Review of Fair Game

Fair Game (I) (2010)
7/10
Will reawaken your outrage
24 November 2010
This film sets out to accomplish two things--it is an expose of the Iraq War with regard to the intelligence gathered to justify it and it is a look at a couple under pressure, Valerie Plame and Joe Wilson, who get swept up in Iraq controversy. The first half follows Valerie Plame as she goes about her work as a CIA covert operative. She's very much a woman in her job in that she cares about the promises she makes to "assets" and she is dedicated to her country. She soon finds out that her country doesn't give a darn about her and she is dumped, fast and hard, when her name is revealed in the media. Friends at work don't want anything else to do with her; the guys tell her, forget the promises you made to scientists who lives depended on trusting you, you are history.

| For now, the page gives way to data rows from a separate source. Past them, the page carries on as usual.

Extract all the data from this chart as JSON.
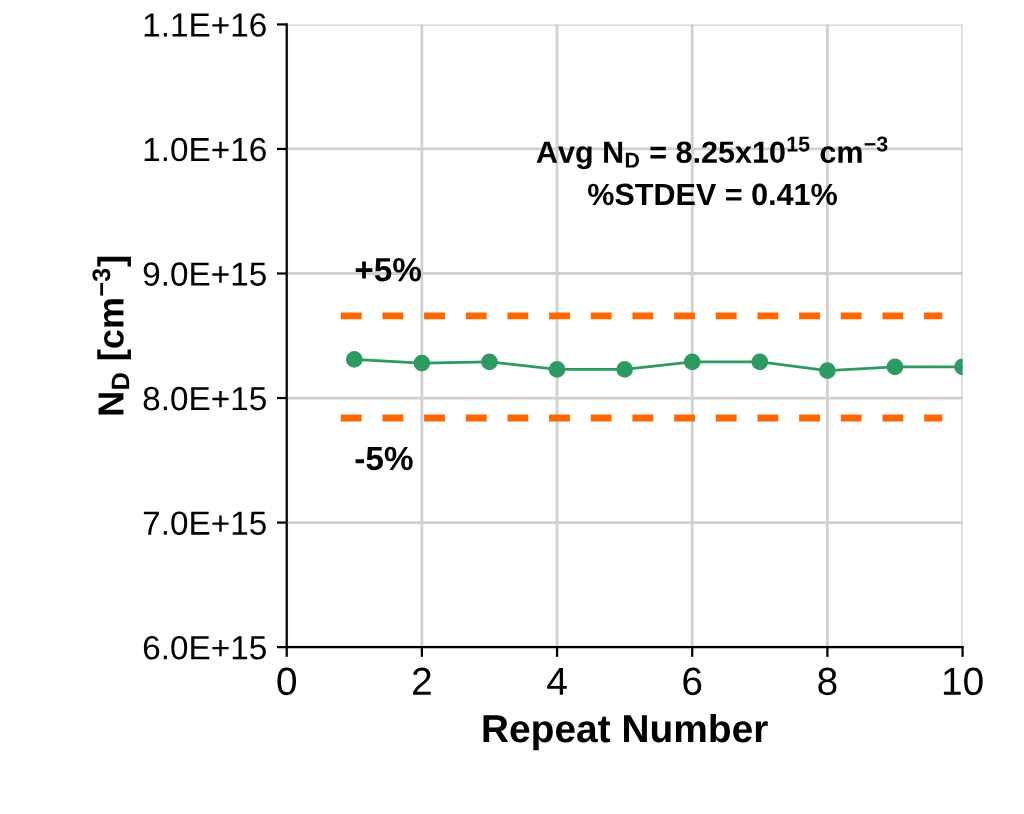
{
  "chart_data": {
    "type": "line",
    "xlabel": "Repeat Number",
    "ylabel": "N$_{D}$ [cm$^{−3}$]",
    "x": [
      1,
      2,
      3,
      4,
      5,
      6,
      7,
      8,
      9,
      10
    ],
    "series": [
      {
        "color": "#2e9a62",
        "values": [
          8310000000000000.0,
          8280000000000000.0,
          8290000000000000.0,
          8230000000000000.0,
          8230000000000000.0,
          8290000000000000.0,
          8290000000000000.0,
          8220000000000000.0,
          8250000000000000.0,
          8250000000000000.0
        ]
      }
    ],
    "xlim": [
      0,
      10
    ],
    "xticks": [
      0,
      2,
      4,
      6,
      8,
      10
    ],
    "ylim": [
      6000000000000000.0,
      1.1e+16
    ],
    "yticks": [
      {
        "value": 6000000000000000.0,
        "label": "6.0E+15"
      },
      {
        "value": 7000000000000000.0,
        "label": "7.0E+15"
      },
      {
        "value": 8000000000000000.0,
        "label": "8.0E+15"
      },
      {
        "value": 9000000000000000.0,
        "label": "9.0E+15"
      },
      {
        "value": 1e+16,
        "label": "1.0E+16"
      },
      {
        "value": 1.1e+16,
        "label": "1.1E+16"
      }
    ],
    "ref_lines": [
      {
        "axis": "y",
        "value": 8660000000000000.0,
        "color": "#ff6600",
        "line_style": "dashed"
      },
      {
        "axis": "y",
        "value": 7840000000000000.0,
        "color": "#ff6600",
        "line_style": "dashed"
      }
    ],
    "annotations": [
      "Avg N$_{D}$ = 8.25x10$^{15}$ cm$^{−3}$\n%STDEV = 0.41%",
      {
        "text": "+5%",
        "x": 1,
        "y": 8660000000000000.0
      },
      {
        "text": "-5%",
        "x": 1,
        "y": 7840000000000000.0
      }
    ],
    "grid": true,
    "marker": "circle",
    "line_style": "solid",
    "legend": false
  }
}
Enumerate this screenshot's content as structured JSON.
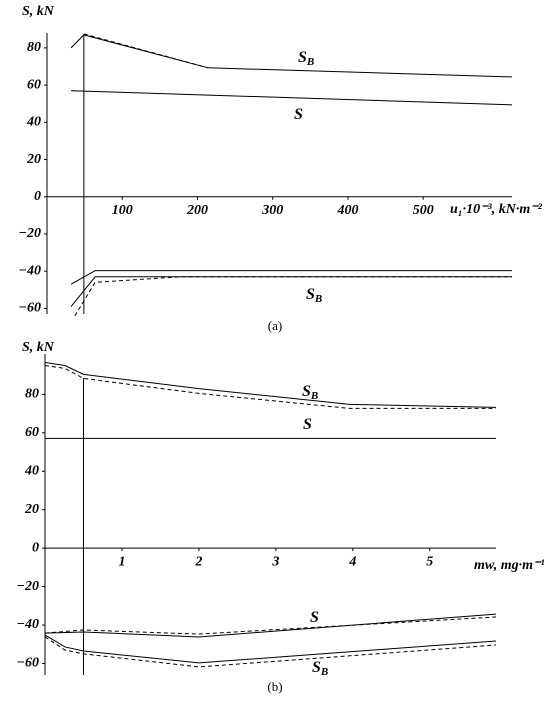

Of course, blustery Joe Wilson is about fighting back. It's his country, not Cheney's or Bush's, and he's going to fight for the integrity of his name. Good luck, Joe. When the White House is out to get you, consider yourself gotten. They'll use all their power--media, officials, etc.--to destroy you and your wife and children for speaking truth. After all, this is America.

Overall, I didn't think the movie succeeded as a thriller (in fact, I fell asleep during part of it), but viewing it as an opponent of the Iraq War, it I did get all riled up again. Especially by that speech by Bush when he informs us of that secret transaction between Iraq and Niger with the aluminum tubes. They knew full well that the intelligence was false, but used it anyway to declare war. We were manipulated, tricked, deceived. If they had not used false intelligence, then Bush would not have gotten support for war. The consequences of that deception affect us to this very day. That they can play innocent shields them from treason and war crimes.

Scooter Libby is played for the smarmy con man he is. His hunt for false intelligence was much more successful than the hunt for WMDs. Of course, commuting his sentence deprived of us a trial that could have produced war crimes evidence against Bush, Cheney and others. Yes, I'm still upset...big time. And I will be until I draw my last dying breath.

An interesting part of this movie lets us see Iraq during the bombing and shows us how Baghdad fell apart during the early part of the war. Leaflets were dropped to provoke the Iraquis against Saddam; little did they know that life under Bremer and the U.S. would not be much better. Those who survived have yet to recover and enjoy a stable life.

Told from Plame's and Wilson's point of view, the movie lacks the broad scope this topic requires. It whets your appetite and doesn't really fulfill it. If you miss it at the theater, you'll certainly enjoy it as a DVD.